I certainly don’t think that the existing situation was any good; keeping a site’s decision-making process shackled to the wishes of a small percentage of people who are effectively gaming the system is clearly not good for the ecosystem. In order to have any chance of balancing the ecosystem, a site needs to have control over the relevant tools: game offering, rake, rewards and promotions.
At the same time, I’m a stalwart advocate for transparency, and PokerStars in the Amaya era has not earned my trust in that regard. For one thing, it’s pretty ugly that the changes were only announced at this point in the year, because of the impact they’ll have on people who were promised certain rewards next year, for the volume they played this year. So, it makes me nervous not knowing how much of the extra money they plan on spending on promotions, nor how and when that will happen.

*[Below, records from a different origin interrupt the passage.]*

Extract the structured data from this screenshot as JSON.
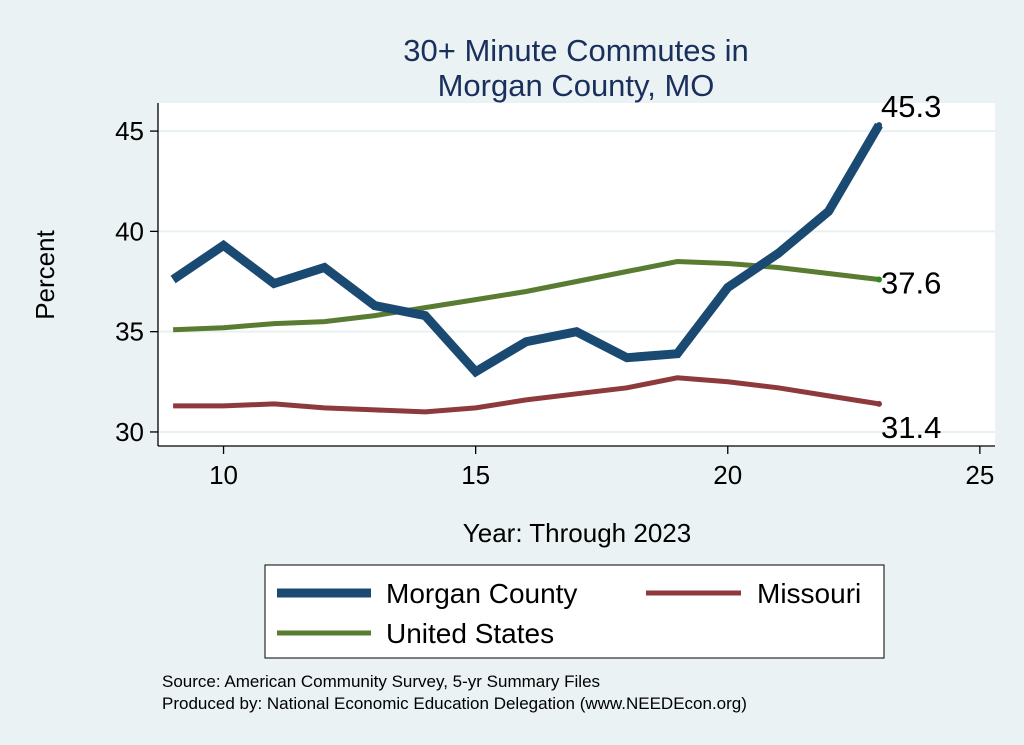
{
  "chart_data": {
    "type": "line",
    "title_lines": [
      "30+ Minute Commutes in",
      "Morgan County, MO"
    ],
    "xlabel": "Year: Through 2023",
    "ylabel": "Percent",
    "xlim": [
      8.7,
      25.3
    ],
    "ylim": [
      29.3,
      46.4
    ],
    "x_ticks": [
      10,
      15,
      20,
      25
    ],
    "y_ticks": [
      30,
      35,
      40,
      45
    ],
    "grid": "horizontal",
    "legend_position": "bottom",
    "series": [
      {
        "name": "Morgan County",
        "color": "#1a4a72",
        "x": [
          9,
          10,
          11,
          12,
          13,
          14,
          15,
          16,
          17,
          18,
          19,
          20,
          21,
          22,
          23
        ],
        "values": [
          37.6,
          39.3,
          37.4,
          38.2,
          36.3,
          35.8,
          33.0,
          34.5,
          35.0,
          33.7,
          33.9,
          37.2,
          38.9,
          41.0,
          45.3
        ],
        "end_label": "45.3"
      },
      {
        "name": "Missouri",
        "color": "#8e3a3d",
        "x": [
          9,
          10,
          11,
          12,
          13,
          14,
          15,
          16,
          17,
          18,
          19,
          20,
          21,
          22,
          23
        ],
        "values": [
          31.3,
          31.3,
          31.4,
          31.2,
          31.1,
          31.0,
          31.2,
          31.6,
          31.9,
          32.2,
          32.7,
          32.5,
          32.2,
          31.8,
          31.4
        ],
        "end_label": "31.4"
      },
      {
        "name": "United States",
        "color": "#5a7c32",
        "x": [
          9,
          10,
          11,
          12,
          13,
          14,
          15,
          16,
          17,
          18,
          19,
          20,
          21,
          22,
          23
        ],
        "values": [
          35.1,
          35.2,
          35.4,
          35.5,
          35.8,
          36.2,
          36.6,
          37.0,
          37.5,
          38.0,
          38.5,
          38.4,
          38.2,
          37.9,
          37.6
        ],
        "end_label": "37.6"
      }
    ],
    "notes": [
      "Source: American Community Survey, 5-yr Summary Files",
      "Produced by: National Economic Education Delegation (www.NEEDEcon.org)"
    ]
  }
}
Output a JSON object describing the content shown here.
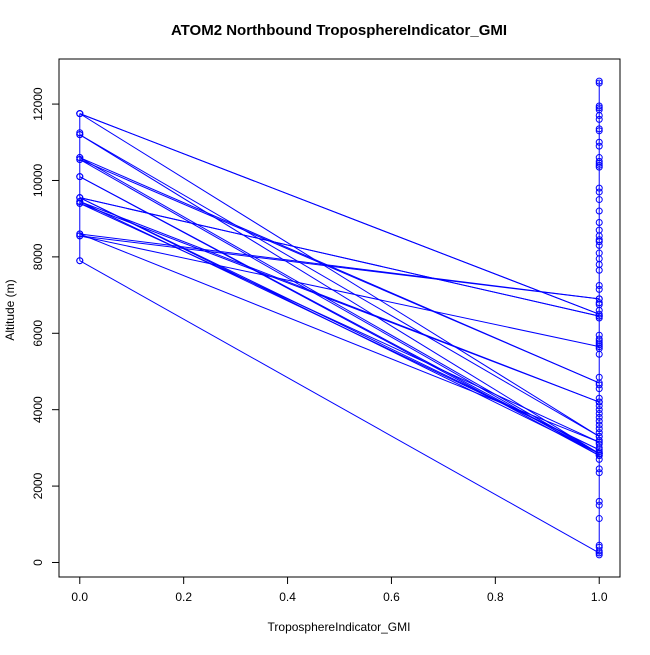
{
  "chart_data": {
    "type": "line",
    "title": "ATOM2 Northbound TroposphereIndicator_GMI",
    "xlabel": "TroposphereIndicator_GMI",
    "ylabel": "Altitude (m)",
    "xlim": [
      -0.04,
      1.04
    ],
    "ylim": [
      -380,
      13180
    ],
    "x_ticks": [
      0.0,
      0.2,
      0.4,
      0.6,
      0.8,
      1.0
    ],
    "x_tick_labels": [
      "0.0",
      "0.2",
      "0.4",
      "0.6",
      "0.8",
      "1.0"
    ],
    "y_ticks": [
      0,
      2000,
      4000,
      6000,
      8000,
      10000,
      12000
    ],
    "y_tick_labels": [
      "0",
      "2000",
      "4000",
      "6000",
      "8000",
      "10000",
      "12000"
    ],
    "grid": false,
    "legend": "none",
    "color": "#0000ff",
    "series": [
      {
        "x": [
          0,
          0,
          0,
          0,
          0,
          0,
          0,
          0,
          0,
          0,
          0,
          0
        ],
        "y": [
          7900,
          8550,
          8600,
          9400,
          9450,
          9550,
          10100,
          10550,
          10600,
          11200,
          11250,
          11750
        ]
      },
      {
        "x": [
          1,
          1,
          1,
          1,
          1,
          1,
          1,
          1,
          1,
          1,
          1,
          1,
          1,
          1,
          1,
          1,
          1,
          1,
          1,
          1,
          1,
          1,
          1,
          1,
          1,
          1,
          1,
          1,
          1,
          1,
          1,
          1,
          1,
          1,
          1,
          1,
          1,
          1,
          1,
          1,
          1,
          1,
          1,
          1,
          1,
          1,
          1,
          1,
          1,
          1,
          1,
          1,
          1,
          1,
          1,
          1,
          1,
          1,
          1,
          1,
          1,
          1,
          1,
          1,
          1,
          1,
          1,
          1,
          1,
          1,
          1,
          1,
          1,
          1,
          1,
          1
        ],
        "y": [
          200,
          250,
          300,
          400,
          450,
          1150,
          1500,
          1600,
          2350,
          2450,
          2700,
          2800,
          2850,
          2900,
          3000,
          3100,
          3200,
          3300,
          3400,
          3500,
          3600,
          3700,
          3800,
          3900,
          4000,
          4100,
          4200,
          4300,
          4550,
          4650,
          4850,
          5450,
          5600,
          5700,
          5750,
          5800,
          5850,
          5950,
          6400,
          6450,
          6600,
          6750,
          6800,
          6900,
          7150,
          7250,
          7650,
          7800,
          7950,
          8100,
          8300,
          8400,
          8450,
          8550,
          8700,
          8900,
          9200,
          9500,
          9700,
          9800,
          10350,
          10400,
          10450,
          10500,
          10600,
          10900,
          11000,
          11300,
          11350,
          11600,
          11700,
          11850,
          11900,
          11950,
          12600,
          12550
        ]
      },
      {
        "name": "",
        "x": [
          0,
          1,
          0,
          1,
          0,
          1,
          0,
          1,
          0,
          1,
          0,
          1,
          0,
          1,
          0,
          1,
          0,
          1,
          0,
          1,
          0,
          1,
          0,
          1
        ],
        "y": [
          11750,
          6500,
          11750,
          3300,
          11200,
          2850,
          10600,
          4700,
          10550,
          2800,
          10100,
          2850,
          9550,
          6450,
          9550,
          2950,
          9450,
          4200,
          9400,
          3150,
          8600,
          6900,
          8550,
          5650
        ],
        "_comment_ignore": ""
      },
      {
        "x": [
          0,
          1
        ],
        "y": [
          7900,
          250
        ]
      }
    ]
  }
}
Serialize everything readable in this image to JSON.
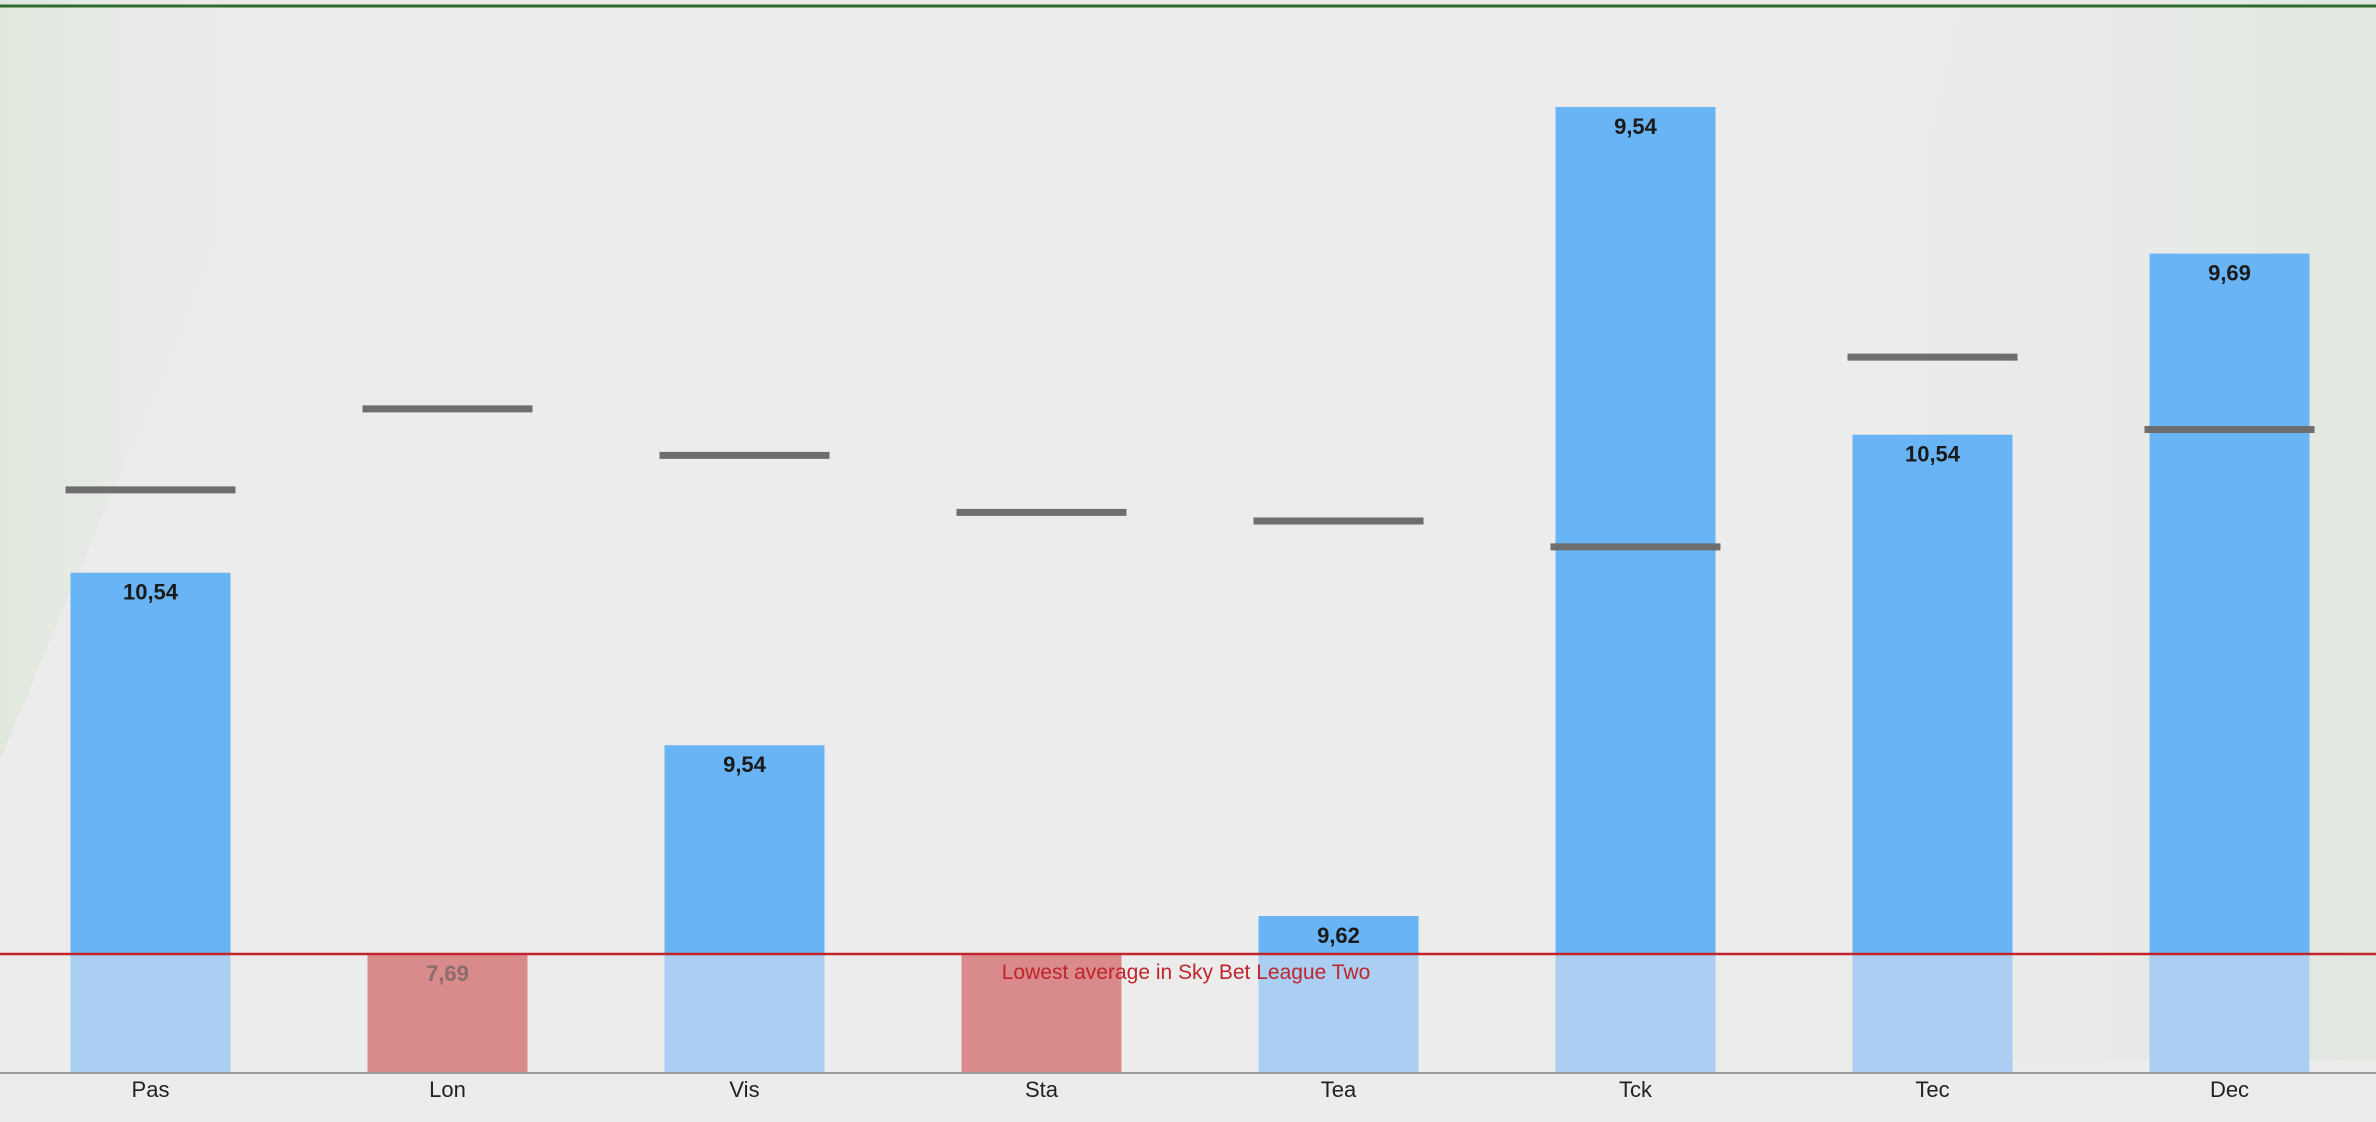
{
  "chart_data": {
    "type": "bar",
    "categories": [
      "Pas",
      "Lon",
      "Vis",
      "Sta",
      "Tea",
      "Tck",
      "Tec",
      "Dec"
    ],
    "values": [
      10.54,
      7.69,
      9.54,
      7.7,
      9.62,
      9.54,
      10.54,
      9.69
    ],
    "value_labels": [
      "10,54",
      "7,69",
      "9,54",
      "",
      "9,62",
      "9,54",
      "10,54",
      "9,69"
    ],
    "bar_tops": [
      9.9,
      7.69,
      8.9,
      7.69,
      7.91,
      12.6,
      10.7,
      11.75
    ],
    "markers": [
      10.38,
      10.85,
      10.58,
      10.25,
      10.2,
      10.05,
      11.15,
      10.73
    ],
    "reference_line": {
      "value": 7.69,
      "label": "Lowest average in Sky Bet League Two"
    },
    "ylim": [
      7.0,
      13.22
    ],
    "grid": false,
    "title": "",
    "xlabel": "",
    "ylabel": "",
    "colors": {
      "bar": "#69b4f4",
      "bar_below": "#aacff2",
      "bar_negative": "#d98a8a",
      "marker": "#6e6e6e",
      "reference": "#c0242c",
      "top_line": "#2e6b2e",
      "axis": "#9a9a9a"
    }
  }
}
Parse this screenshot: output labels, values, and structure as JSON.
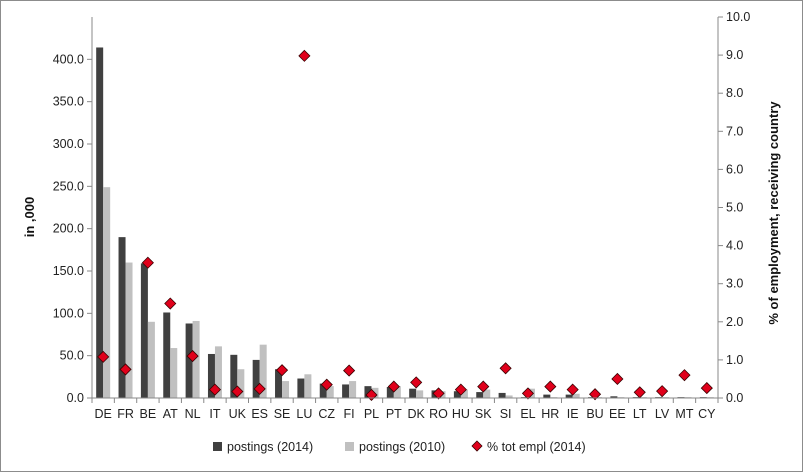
{
  "chart_data": {
    "type": "bar",
    "categories": [
      "DE",
      "FR",
      "BE",
      "AT",
      "NL",
      "IT",
      "UK",
      "ES",
      "SE",
      "LU",
      "CZ",
      "FI",
      "PL",
      "PT",
      "DK",
      "RO",
      "HU",
      "SK",
      "SI",
      "EL",
      "HR",
      "IE",
      "BU",
      "EE",
      "LT",
      "LV",
      "MT",
      "CY"
    ],
    "series": [
      {
        "name": "postings (2014)",
        "axis": "left",
        "color": "#404040",
        "values": [
          414,
          190,
          159,
          101,
          88,
          52,
          51,
          45,
          34,
          23,
          17,
          16,
          14,
          13,
          11,
          9,
          8,
          7,
          6,
          1,
          4,
          4,
          1,
          2,
          1,
          1,
          1,
          1
        ]
      },
      {
        "name": "postings (2010)",
        "axis": "left",
        "color": "#c0c0c0",
        "values": [
          249,
          160,
          90,
          59,
          91,
          61,
          34,
          63,
          20,
          28,
          14,
          20,
          12,
          14,
          9,
          8,
          10,
          10,
          3,
          11,
          1,
          5,
          1,
          1,
          1,
          1,
          1,
          1
        ]
      },
      {
        "name": "% tot empl (2014)",
        "axis": "right",
        "type": "scatter",
        "marker": "diamond",
        "color": "#e0001b",
        "values": [
          1.08,
          0.75,
          3.55,
          2.48,
          1.1,
          0.22,
          0.17,
          0.24,
          0.73,
          8.98,
          0.35,
          0.72,
          0.08,
          0.3,
          0.41,
          0.12,
          0.22,
          0.3,
          0.78,
          0.12,
          0.3,
          0.22,
          0.1,
          0.5,
          0.15,
          0.18,
          0.6,
          0.26
        ]
      }
    ],
    "y_left": {
      "label": "in ,000",
      "range": [
        0,
        450
      ],
      "ticks": [
        "0.0",
        "50.0",
        "100.0",
        "150.0",
        "200.0",
        "250.0",
        "300.0",
        "350.0",
        "400.0"
      ],
      "tick_values": [
        0,
        50,
        100,
        150,
        200,
        250,
        300,
        350,
        400
      ]
    },
    "y_right": {
      "label": "% of employment, receiving country",
      "range": [
        0,
        10
      ],
      "ticks": [
        "0.0",
        "1.0",
        "2.0",
        "3.0",
        "4.0",
        "5.0",
        "6.0",
        "7.0",
        "8.0",
        "9.0",
        "10.0"
      ],
      "tick_values": [
        0,
        1,
        2,
        3,
        4,
        5,
        6,
        7,
        8,
        9,
        10
      ]
    },
    "grid": false,
    "legend_position": "bottom"
  }
}
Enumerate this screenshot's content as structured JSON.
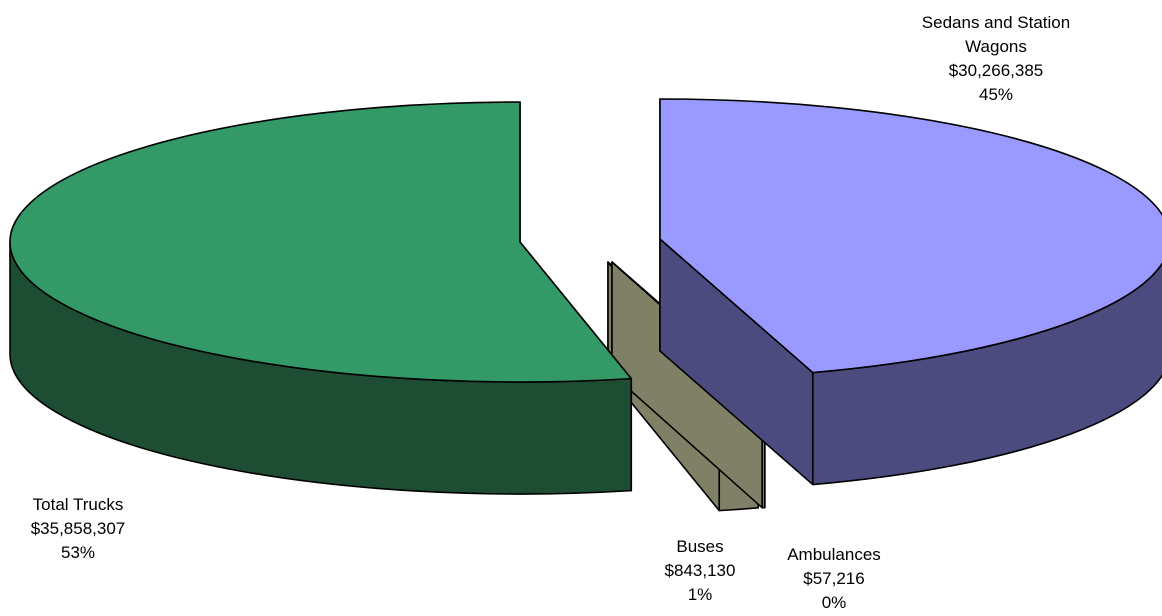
{
  "chart_data": {
    "type": "pie",
    "style": "3d-exploded",
    "title": "",
    "slices": [
      {
        "label": "Sedans and Station Wagons",
        "label_lines": [
          "Sedans and Station",
          "Wagons"
        ],
        "value": 30266385,
        "value_text": "$30,266,385",
        "percent_text": "45%",
        "top_color": "#9999ff",
        "side_color": "#4b4b80"
      },
      {
        "label": "Ambulances",
        "label_lines": [
          "Ambulances"
        ],
        "value": 57216,
        "value_text": "$57,216",
        "percent_text": "0%",
        "top_color": "#ffffcc",
        "side_color": "#808066"
      },
      {
        "label": "Buses",
        "label_lines": [
          "Buses"
        ],
        "value": 843130,
        "value_text": "$843,130",
        "percent_text": "1%",
        "top_color": "#fffde0",
        "side_color": "#808066"
      },
      {
        "label": "Total Trucks",
        "label_lines": [
          "Total Trucks"
        ],
        "value": 35858307,
        "value_text": "$35,858,307",
        "percent_text": "53%",
        "top_color": "#339966",
        "side_color": "#1d4d33"
      }
    ],
    "legend": "none"
  }
}
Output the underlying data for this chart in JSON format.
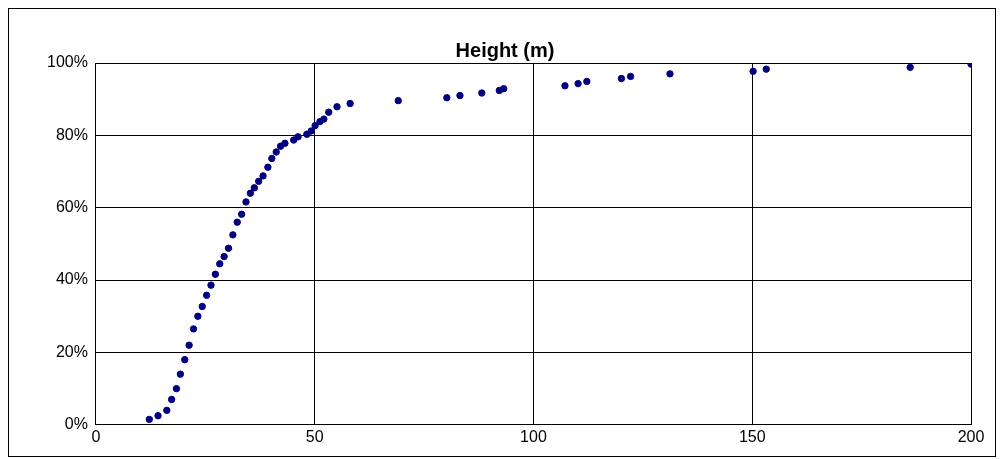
{
  "chart_data": {
    "type": "scatter",
    "title": "Height (m)",
    "x": [
      12.2,
      14.2,
      16.2,
      17.3,
      18.4,
      19.3,
      20.3,
      21.3,
      22.3,
      23.3,
      24.3,
      25.3,
      26.3,
      27.3,
      28.3,
      29.3,
      30.3,
      31.3,
      32.3,
      33.3,
      34.3,
      35.3,
      36.2,
      37.2,
      38.2,
      39.3,
      40.2,
      41.2,
      42.2,
      43.2,
      45.2,
      46.2,
      48.2,
      49.2,
      50.1,
      51.2,
      52.1,
      53.2,
      55.1,
      58.1,
      69.1,
      80.2,
      83.2,
      88.2,
      92.2,
      93.2,
      107.2,
      110.2,
      112.2,
      120.1,
      122.2,
      131.2,
      150.2,
      153.2,
      186.1,
      200
    ],
    "series": [
      {
        "color": "#000080",
        "values": [
          1.5,
          2.5,
          4,
          7,
          10,
          14,
          18,
          22,
          26.5,
          30,
          32.7,
          35.8,
          38.6,
          41.6,
          44.5,
          46.5,
          48.8,
          52.5,
          56,
          58.2,
          61.6,
          64,
          65.5,
          67.3,
          68.8,
          71.2,
          73.6,
          75.4,
          77,
          77.8,
          78.7,
          79.6,
          80.3,
          81.2,
          82.7,
          83.8,
          84.5,
          86.4,
          87.9,
          88.8,
          89.6,
          90.4,
          91,
          91.7,
          92.4,
          92.9,
          93.7,
          94.3,
          94.9,
          95.7,
          96.3,
          97,
          97.7,
          98.3,
          98.8,
          99.7
        ]
      }
    ],
    "xlim": [
      0,
      200
    ],
    "xticks": [
      0,
      50,
      100,
      150,
      200
    ],
    "ylim": [
      0,
      100
    ],
    "yticks": [
      {
        "value": 0,
        "label": "0%"
      },
      {
        "value": 20,
        "label": "20%"
      },
      {
        "value": 40,
        "label": "40%"
      },
      {
        "value": 60,
        "label": "60%"
      },
      {
        "value": 80,
        "label": "80%"
      },
      {
        "value": 100,
        "label": "100%"
      }
    ],
    "grid": true,
    "marker": "circle"
  }
}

I’m also not convinced that PokerStars actually knows the best way to spend the money. If it were spent giving away tons of Sunday Storm and Sunday Million tickets to recreational players, that would indeed be good for everyone… but what we’ve seen this year is a lot of focus on promoting Spin-and-Go’s, especially those with million-dollar jackpots. Even the world’s biggest degenerate isn’t likely to churn a full million back into the ecosystem, so although these huge sums are good for marketing purposes, they still represent a huge amount of money coming out of the game, rather than into it.
The ideal, of course, is for a site to consult with and inform its players as part of the decision-making process, while the players accept the site’s right to adjust things as it believes necessary. These changes ultimately stem from a breakdown of trust on both sides; what PokerStars does with the power it has gained as a result will determine whether that trust can ever be restored.